The magnitude of this blessing serves as the context for Anne Bradstreet's grief in this poem to her since passed grandchild, Elizabeth. Anne lovingly remembers Elizabeth and given that Elizabeth passed at 18 months, we can imagine that Anne would have spent many hours singing to her, playing with her, and reciting poetry to her. How often did Anne experience the sweet joy of her granddaughter’s innocent laughter? How often did Anne cradle her in her arms, thanking God for the gift that he had given. Elizabeth was a blessing to the Bradstreet family which Anne heartily confesses, likely for the hundredth time: My Hearts Content, Apple of my Eye, Fair Flower.
The Lord saw it fit to call Elizabeth back to Himself very soon after her birth. In these few verses Anne, stricken with sorrow, does not question God's justice, rather reminds herself of God's sovereignty and comforts herself with the reality that her granddaughter is ultimately in a state far more blessed that Anne's.

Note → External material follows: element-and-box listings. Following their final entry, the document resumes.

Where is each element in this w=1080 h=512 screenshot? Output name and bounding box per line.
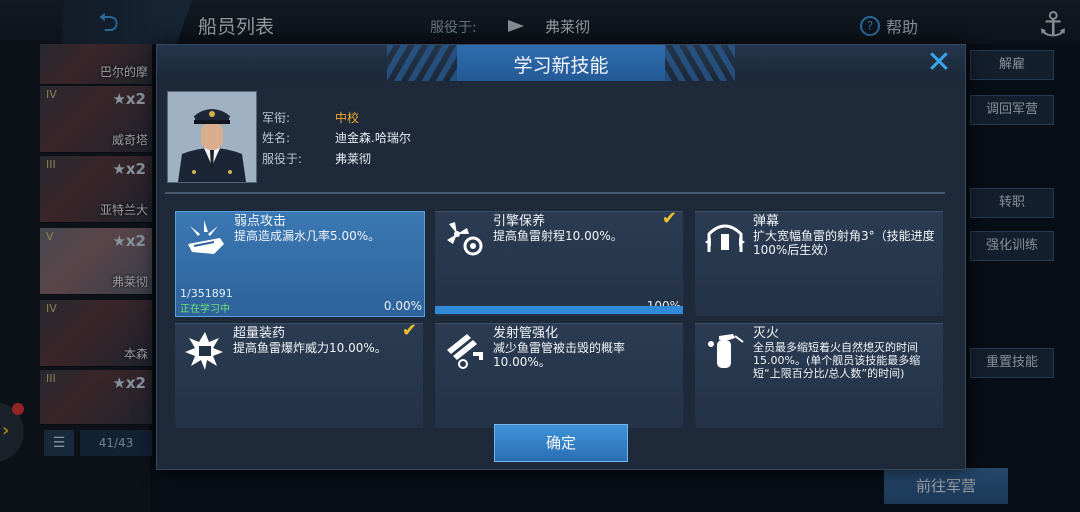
rank-label: 军衔: [262, 111, 291, 125]
rank-value: 中校 [335, 111, 360, 125]
skill-desc: 减少鱼雷管被击毁的概率10.00%。 [493, 341, 626, 369]
skill-progress-bar [435, 306, 683, 314]
skill-desc: 提高造成漏水几率5.00%。 [234, 229, 381, 243]
skill-name: 弱点攻击 [234, 214, 287, 229]
skill-desc: 全员最多缩短着火自然熄灭的时间15.00%。(单个舰员该技能最多缩短“上限百分比… [753, 341, 921, 380]
skill-desc: 扩大宽幅鱼雷的射角3°（技能进度100%后生效） [753, 229, 935, 257]
dialog-header: 学习新技能 ✕ [157, 45, 965, 81]
skill-status: 正在学习中 [180, 304, 230, 315]
serve-label: 服役于: [262, 152, 303, 166]
crew-portrait [167, 91, 257, 183]
overcharge-icon [183, 330, 227, 370]
skill-card-firefight[interactable]: 灭火 全员最多缩短着火自然熄灭的时间15.00%。(单个舰员该技能最多缩短“上限… [695, 323, 943, 428]
skill-progress-label: 0.00% [383, 299, 422, 313]
skill-name: 弹幕 [753, 214, 780, 229]
skill-card-launcher[interactable]: 发射管强化 减少鱼雷管被击毁的概率10.00%。 [435, 323, 683, 428]
learn-skill-dialog: 学习新技能 ✕ 军衔: 中校 姓名: 迪金森.哈瑞尔 服役于: 弗莱彻 弱点攻击… [156, 44, 966, 470]
skill-card-overcharge[interactable]: 超量装药 ✔ 提高鱼雷爆炸威力10.00%。 [175, 320, 423, 428]
skill-card-weakpoint[interactable]: 弱点攻击 提高造成漏水几率5.00%。 1/351891 正在学习中 0.00% [175, 211, 425, 317]
skill-desc: 提高鱼雷射程10.00%。 [493, 229, 623, 243]
skill-name: 引擎保养 [493, 214, 546, 229]
divider [165, 192, 945, 194]
name-label: 姓名: [262, 131, 291, 145]
engine-icon [443, 218, 487, 258]
extinguisher-icon [703, 330, 747, 370]
confirm-button[interactable]: 确定 [494, 424, 628, 462]
skill-desc: 提高鱼雷爆炸威力10.00%。 [233, 341, 387, 355]
serve-value: 弗莱彻 [335, 152, 372, 166]
name-value: 迪金森.哈瑞尔 [335, 131, 411, 145]
weakpoint-icon [184, 218, 228, 258]
barrage-icon [703, 218, 747, 258]
learned-check-icon: ✔ [661, 208, 677, 229]
skill-progress-fill [435, 306, 683, 314]
learned-check-icon: ✔ [401, 320, 417, 341]
skill-card-engine[interactable]: 引擎保养 ✔ 提高鱼雷射程10.00%。 100% [435, 208, 683, 316]
skill-exp: 1/351891 [180, 287, 233, 300]
skill-name: 灭火 [753, 326, 780, 341]
skill-card-barrage[interactable]: 弹幕 扩大宽幅鱼雷的射角3°（技能进度100%后生效） [695, 211, 943, 316]
skill-name: 超量装药 [233, 326, 286, 341]
close-icon[interactable]: ✕ [921, 47, 957, 79]
skill-name: 发射管强化 [493, 326, 559, 341]
dialog-title: 学习新技能 [513, 55, 609, 77]
tube-icon [443, 330, 487, 370]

She ends the poem with a thoughtful meditation on the natural course of decay we experience. Old trees rot, ripe fruit falls from the tree, crops are harvested at maturity, budding flowers wither. Analogous to human life, some of these scenes seem more fitting to our expectations of the course of life, but all flesh, whether brought to maturity or plucked in its budding phase, is like grass and is controlled by the Makers hand. Deo Gratias.
Below is the poem reproduced in full.
In Memory of My Dear Grandchild Elizabeth Bradstreet, Who Deceased August, 1665 Being a Year and a Half Old
Farewell dear babe, my heart’s too much content,
Farewell sweet babe, the pleasure of mine eye,
Farewell fair flower that for a space was lent,
Then taken away unto eternity.
Blest babe why should I once bewail thy fate,
Or sigh the days so soon were terminate;
Sith thou art settled in an everlasting state.
By nature trees do rot when they are grown.
And plums and apples thoroughly ripe do fall,
And corn and grass are in their season mown,
And time brings down what is both strong and tall.
But plants new set to be eradicate,
And buds new blown, to have so short a date,
Is by His hand alone that guides nature and fate.